Europêche represented the European fishing fleet at the recently concluded 27th ordinary meeting of the International Commission for the Conservation of Atlantic Tunas (ICCAT).
Despite the numerous calls from the EU on all countries to take proportional effort and responsibility towards the good management and full recovery of bigeye tuna, some countries have been increasing catches of tropical tuna stocks in the last decade, in stark contrast with the catch reductions for the EU fleet.
After long debates, ICCAT parties decided to set a TAC of 62,000 tonnes for bigeye tuna, a roll-over of the TAC of 110,000 tonnes for yellowfin, as well as a period of closure of fishing on FADs being reduced from three months to 72 days over the entire area of the Atlantic.
“An increase in the bigeye tuna TAC to 75,000 tonnes was possible and within the limits set by scientific recommendations,” Mr Javier Garat, President of Europêche, declared. “This would have particularly benefited some developing coastal countries and, as such, it was a missed opportunity.
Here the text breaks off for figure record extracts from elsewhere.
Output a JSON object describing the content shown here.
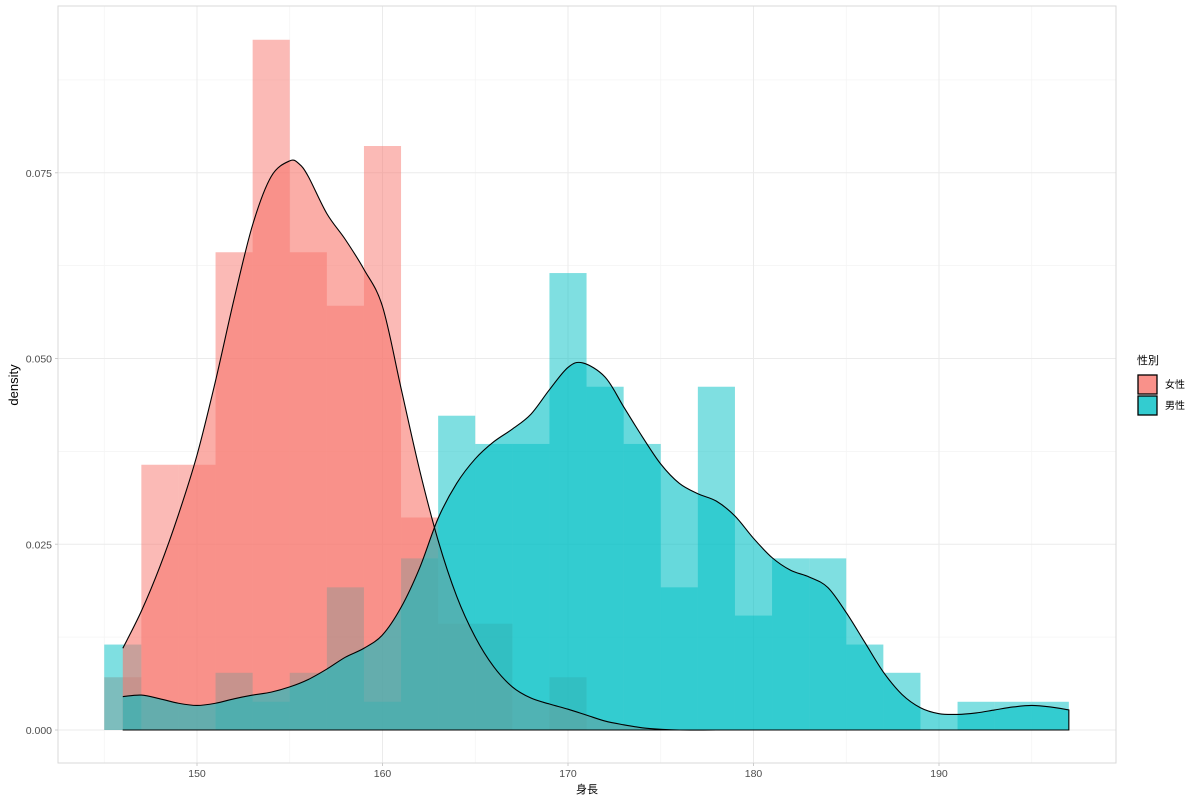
{
  "chart_data": {
    "type": "histogram+density",
    "title": "",
    "xlabel": "身長",
    "ylabel": "density",
    "xlim": [
      142.5,
      199.5
    ],
    "ylim": [
      -0.0045,
      0.097
    ],
    "x_ticks": [
      150,
      160,
      170,
      180,
      190
    ],
    "x_tick_labels": [
      "150",
      "160",
      "170",
      "180",
      "190"
    ],
    "y_ticks": [
      0.0,
      0.025,
      0.05,
      0.075
    ],
    "y_tick_labels": [
      "0.000",
      "0.025",
      "0.050",
      "0.075"
    ],
    "grid": true,
    "bin_width": 2,
    "legend": {
      "title": "性別",
      "position": "right",
      "entries": [
        {
          "label": "女性",
          "color": "#F8766D"
        },
        {
          "label": "男性",
          "color": "#00BFC4"
        }
      ]
    },
    "series": [
      {
        "name": "女性",
        "color": "#F8766D",
        "histogram": {
          "bin_starts": [
            145,
            147,
            149,
            151,
            153,
            155,
            157,
            159,
            161,
            163,
            165,
            167,
            169
          ],
          "values": [
            0.0071,
            0.0357,
            0.0357,
            0.0643,
            0.0929,
            0.0643,
            0.0571,
            0.0786,
            0.0286,
            0.0143,
            0.0143,
            0.0,
            0.0071
          ]
        },
        "density": {
          "x": [
            146,
            147,
            148,
            149,
            150,
            151,
            152,
            153,
            154,
            155,
            155.5,
            156,
            157,
            158,
            159,
            160,
            161,
            162,
            163,
            164,
            165,
            166,
            167,
            168,
            169,
            170,
            171,
            172,
            173,
            174,
            175,
            176,
            178,
            180,
            185,
            190,
            197
          ],
          "y": [
            0.011,
            0.016,
            0.022,
            0.029,
            0.037,
            0.047,
            0.058,
            0.068,
            0.0745,
            0.0766,
            0.0762,
            0.0745,
            0.0695,
            0.066,
            0.062,
            0.057,
            0.046,
            0.035,
            0.0255,
            0.018,
            0.0125,
            0.0085,
            0.0058,
            0.0043,
            0.0035,
            0.0028,
            0.002,
            0.0012,
            0.0007,
            0.0003,
            0.0001,
            0.0,
            0.0,
            0.0,
            0.0,
            0.0,
            0.0
          ]
        }
      },
      {
        "name": "男性",
        "color": "#00BFC4",
        "histogram": {
          "bin_starts": [
            145,
            147,
            149,
            151,
            153,
            155,
            157,
            159,
            161,
            163,
            165,
            167,
            169,
            171,
            173,
            175,
            177,
            179,
            181,
            183,
            185,
            187,
            189,
            191,
            193,
            195
          ],
          "values": [
            0.0115,
            0.0,
            0.0,
            0.0077,
            0.0038,
            0.0077,
            0.0192,
            0.0038,
            0.0231,
            0.0423,
            0.0385,
            0.0385,
            0.0615,
            0.0462,
            0.0385,
            0.0192,
            0.0462,
            0.0154,
            0.0231,
            0.0231,
            0.0115,
            0.0077,
            0.0,
            0.0038,
            0.0038,
            0.0038
          ]
        },
        "density": {
          "x": [
            146,
            147,
            148,
            149,
            150,
            151,
            152,
            153,
            154,
            155,
            156,
            157,
            158,
            159,
            160,
            161,
            162,
            163,
            164,
            165,
            166,
            167,
            168,
            169,
            170,
            170.8,
            172,
            173,
            174,
            175,
            176,
            177,
            178,
            179,
            180,
            181,
            182,
            183,
            184,
            185,
            186,
            187,
            188,
            189,
            190,
            191,
            192,
            193,
            194,
            195,
            196,
            197
          ],
          "y": [
            0.0045,
            0.0047,
            0.0042,
            0.0036,
            0.0033,
            0.0036,
            0.0042,
            0.0047,
            0.0051,
            0.0058,
            0.0068,
            0.0082,
            0.0098,
            0.011,
            0.0128,
            0.0165,
            0.0218,
            0.0285,
            0.0332,
            0.0365,
            0.0388,
            0.0405,
            0.0425,
            0.0458,
            0.0488,
            0.0494,
            0.0475,
            0.0435,
            0.0395,
            0.0358,
            0.0332,
            0.0318,
            0.0308,
            0.0288,
            0.0258,
            0.0232,
            0.0215,
            0.0206,
            0.0192,
            0.0158,
            0.0118,
            0.0078,
            0.0048,
            0.003,
            0.0022,
            0.0021,
            0.0023,
            0.0027,
            0.0031,
            0.0033,
            0.0031,
            0.0027
          ]
        }
      }
    ]
  }
}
Europêche also regrets the continuation of the FAD closure, although slightly reduced, given its excessive socio-economic impact. Nevertheless, European tuna fishing vessels will continue to follow and respect ICCAT’s recommendations.”
Concerning the North Atlantic albacore stock, the sector criticises the unjustified introduction of a precautionary approach much stricter than usual for a stock that is in healthy conditions. In addition, the stock will remain underexploited given the absence of a revision of the management objectives which will be addressed next year by the ICCAT’s scientific committee.
“Regrettably, our fishermen have not stopped tightening their belts on their national quota since 2016 due to a lack of timely legislative action,” added Mr Garat.
Finally, the shortfin mako shark has been the subject of long debates leading to a retention ban for the year 2022 and 2023, pending an assessment by the scientific committee on the possible retention of already dead specimens. The retention on board of mako sharks that arrive dead to the vessel was defended by the European Union and the sector.
“The president of ICCAT’s scientific committee already specified in 2019 that discarding dead fish does not bring any conservation value to the rebuilding of the stock,” Mr Garat said. “Besides, it’s a waste of food, prevents the collection of scientific data and does not recognise the efforts made by EU fishermen who have reduced their catches by almost 40 per cent in the last few years.”
Europêche once again criticises the opposition and veto of certain Asian countries to introduce the obligation to provide more data to scientists and to land the fins naturally attached to the bodies, an obligation already applied in the EU.
“ICCAT should be categorical on this point: ‘no data, no fishing,'” Mr Garat said.